Tuesday, April 19, 2011

My Uncle, Asahel Read (1753-1775) died at Lexington on 19 April 1775

 Asahel Read was born before 20 March 1753 in Sudbury, Middlesex County, Massachusetts, the youngest son and youngest child of Isaac and Experience (Willis) Read. 

The book The History of Sudbury, Massachusetts. 1638-1889 by Alfred Sereno Hudson notes (accessed on Google Books, page 381):

"During the day Sudbury sustained the loss of two men, Deacon Josiah Haynes and Asahel Reed. Joshua Haynes was wounded. Deacon Haynes was eighty years old. He was killed by a musket bullet at Lexington. He belonged to the old Haynes family of Sudbury, where his descendants still live. He was one of the original signers of the West Precinct Church Covenant, and was made deacon May 24, 1733. He was buried in the Old Burying Ground, Sudbury Centre. The grave is marked by a simple slate stone. Mr. Asahel Reed was of Captain Nixon's minute men. His name is found on that company's call roll to which we have before referred; it is left out after the battle, probably because after his death the name was stricken from the list. He belonged to the old Reed family of Sudbury, whose progenitor, Joseph Reed, settled at Lanham about 1656. Probably he was also buried in the old ground at Sudbury Centre. Mrs. Joseph Reed, a member of the same family and grandmother of the writer, said many years ago that the body of Mr. Reed was brought to Sudbury. So, although no stone has been found which marks the grave, he doubtless rests somewhere in the old burying-ground at the centre, which was the only one at that time in the West Precinct."

The periodical The Magazine of History with Notes and Queries, Volume 1, January-June 1905, (accessed on Google Books, page 244) has a list of the dead on Patriot's Day (19 April 1775) and Asahel Reed is listed as from Sudbury and buried in Sudbury Centre.


So there is no gravestone for Asahel Read.  And there is no government military record for Asahel Read, only a Sudbury town record, as noted in the Hudson book. 

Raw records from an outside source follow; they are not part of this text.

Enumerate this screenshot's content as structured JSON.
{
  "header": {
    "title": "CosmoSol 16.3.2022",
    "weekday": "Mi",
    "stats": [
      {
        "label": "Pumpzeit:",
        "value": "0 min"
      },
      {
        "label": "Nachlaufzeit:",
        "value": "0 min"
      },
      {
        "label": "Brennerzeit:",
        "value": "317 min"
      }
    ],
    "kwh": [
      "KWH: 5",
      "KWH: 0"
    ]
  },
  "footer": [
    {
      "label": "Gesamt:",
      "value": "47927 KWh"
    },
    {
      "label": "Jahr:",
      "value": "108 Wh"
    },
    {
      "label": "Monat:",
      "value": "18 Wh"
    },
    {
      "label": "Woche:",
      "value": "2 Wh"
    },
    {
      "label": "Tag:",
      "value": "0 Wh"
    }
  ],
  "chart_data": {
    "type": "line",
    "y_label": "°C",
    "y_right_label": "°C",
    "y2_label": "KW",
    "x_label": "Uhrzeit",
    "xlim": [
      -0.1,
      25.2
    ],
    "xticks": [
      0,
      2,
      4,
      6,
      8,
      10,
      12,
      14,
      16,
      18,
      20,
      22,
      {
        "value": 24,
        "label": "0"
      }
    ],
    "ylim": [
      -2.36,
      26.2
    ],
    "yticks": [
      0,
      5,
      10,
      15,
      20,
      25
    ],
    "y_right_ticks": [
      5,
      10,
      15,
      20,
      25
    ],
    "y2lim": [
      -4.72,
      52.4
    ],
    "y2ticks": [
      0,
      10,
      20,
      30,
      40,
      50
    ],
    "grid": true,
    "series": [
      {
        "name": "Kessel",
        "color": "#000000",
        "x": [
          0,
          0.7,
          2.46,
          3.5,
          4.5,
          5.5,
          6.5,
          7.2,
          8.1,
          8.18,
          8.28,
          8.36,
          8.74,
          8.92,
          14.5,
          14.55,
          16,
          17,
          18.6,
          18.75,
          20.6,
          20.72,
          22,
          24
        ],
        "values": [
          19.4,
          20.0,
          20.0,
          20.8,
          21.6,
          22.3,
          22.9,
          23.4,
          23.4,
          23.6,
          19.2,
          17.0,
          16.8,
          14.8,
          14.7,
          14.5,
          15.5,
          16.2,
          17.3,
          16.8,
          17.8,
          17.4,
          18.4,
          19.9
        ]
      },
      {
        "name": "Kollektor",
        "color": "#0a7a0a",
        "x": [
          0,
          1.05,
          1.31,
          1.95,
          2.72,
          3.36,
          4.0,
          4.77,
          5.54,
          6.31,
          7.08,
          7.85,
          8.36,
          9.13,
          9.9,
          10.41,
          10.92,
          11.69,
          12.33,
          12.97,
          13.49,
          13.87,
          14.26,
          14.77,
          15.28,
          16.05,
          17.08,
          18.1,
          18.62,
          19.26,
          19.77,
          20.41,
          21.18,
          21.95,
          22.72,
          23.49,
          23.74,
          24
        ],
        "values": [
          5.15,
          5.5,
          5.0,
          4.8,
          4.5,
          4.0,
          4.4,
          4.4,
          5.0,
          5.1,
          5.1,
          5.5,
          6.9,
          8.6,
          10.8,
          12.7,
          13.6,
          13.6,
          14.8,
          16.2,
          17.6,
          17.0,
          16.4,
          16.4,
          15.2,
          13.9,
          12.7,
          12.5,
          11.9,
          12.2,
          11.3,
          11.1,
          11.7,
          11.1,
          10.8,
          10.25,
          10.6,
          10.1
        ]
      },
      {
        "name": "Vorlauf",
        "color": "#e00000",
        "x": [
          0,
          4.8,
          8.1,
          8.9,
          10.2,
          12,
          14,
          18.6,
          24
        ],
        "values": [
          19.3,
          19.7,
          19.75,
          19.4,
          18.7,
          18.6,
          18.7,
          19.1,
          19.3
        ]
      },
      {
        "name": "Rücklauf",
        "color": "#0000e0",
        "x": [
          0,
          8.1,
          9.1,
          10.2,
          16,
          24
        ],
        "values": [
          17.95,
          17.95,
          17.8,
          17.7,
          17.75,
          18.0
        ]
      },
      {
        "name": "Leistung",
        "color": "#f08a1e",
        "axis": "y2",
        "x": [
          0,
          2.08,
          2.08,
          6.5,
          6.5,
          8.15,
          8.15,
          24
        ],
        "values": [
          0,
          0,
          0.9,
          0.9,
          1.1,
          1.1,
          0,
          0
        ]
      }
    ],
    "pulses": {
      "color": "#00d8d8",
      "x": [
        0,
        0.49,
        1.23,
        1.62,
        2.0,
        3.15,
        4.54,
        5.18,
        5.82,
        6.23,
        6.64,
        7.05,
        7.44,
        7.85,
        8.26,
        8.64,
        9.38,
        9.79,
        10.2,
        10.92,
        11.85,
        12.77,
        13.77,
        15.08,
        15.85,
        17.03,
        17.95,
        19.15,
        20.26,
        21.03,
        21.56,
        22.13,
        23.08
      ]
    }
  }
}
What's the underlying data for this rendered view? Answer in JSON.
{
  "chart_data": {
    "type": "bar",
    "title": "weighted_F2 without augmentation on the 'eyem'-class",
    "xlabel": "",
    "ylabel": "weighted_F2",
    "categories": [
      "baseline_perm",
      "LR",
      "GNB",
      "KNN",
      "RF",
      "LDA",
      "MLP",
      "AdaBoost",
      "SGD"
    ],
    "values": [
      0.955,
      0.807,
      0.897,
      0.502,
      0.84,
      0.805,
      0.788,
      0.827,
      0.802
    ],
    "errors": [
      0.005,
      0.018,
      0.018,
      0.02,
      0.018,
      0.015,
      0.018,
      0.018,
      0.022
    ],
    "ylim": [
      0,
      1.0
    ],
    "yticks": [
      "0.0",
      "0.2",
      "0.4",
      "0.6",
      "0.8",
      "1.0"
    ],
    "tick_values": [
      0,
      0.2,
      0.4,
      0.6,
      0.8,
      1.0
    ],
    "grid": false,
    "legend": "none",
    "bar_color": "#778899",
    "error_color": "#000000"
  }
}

Why do I care?  Because Asahel Read was my fifth great-grand-uncle, since I am descended from his sister, Sarah Read (1736-1809), daughter of Isaac and Experience (Willis) Read, who married Norman Seaver (1734-1787), and they were my fifth great-grandparents. 

The death of Asahel Read at the start of the Revolutionary War affected the Read and Seaver families.  Norman and Sarah (Read) Seaver named their next child Asahel Reed Seaver, born 2 October 1775 in Westminster, Worcester County, Massachusetts.  He married Hannah Gager in 1809, and Asahel died in 1849 in Westminster. 

Unfortunately, I have no family stories handed down over two centuries about Asahel Read's participation in the rush to Lexington and Concord on the morning of 19 April 1775.  I am quite sure that his namesake (Asahel Reed Seaver) was told the story about his uncle Asahel and, hopefully, repeated it to his children. 

3 comments:

Heather Wilkinson Rojo said...

I like how your ancestors named their child after Asahel Read. This must have been common. My ancestor named his son after his uncle, Robert Munroe, who was one of the first men bayoneted on Lexington Green. The name Robert Munroe has been passed on ever since, down to my Dad's brother, Robert Munroe Wilkinson. No one knew why until I found the story of the Battle of Lexington. We forget that to the people of Middlesex County, this was like their September 11th -an unforgettable disaster that left lots of memories.

Midge Frazel said...

You did see my gravestone post on the gravestones in the Revolutionary graveyard in Sudbury?

Geolover said...

Randy, a very moving story. One branch in my ancestry did the same concerning a childless relative who died in the siege of Fort Meigs during the War of 1812 - a host of sons in the next 3 generations bore his name. Thus genealogy and history intimately combine in the lives of families.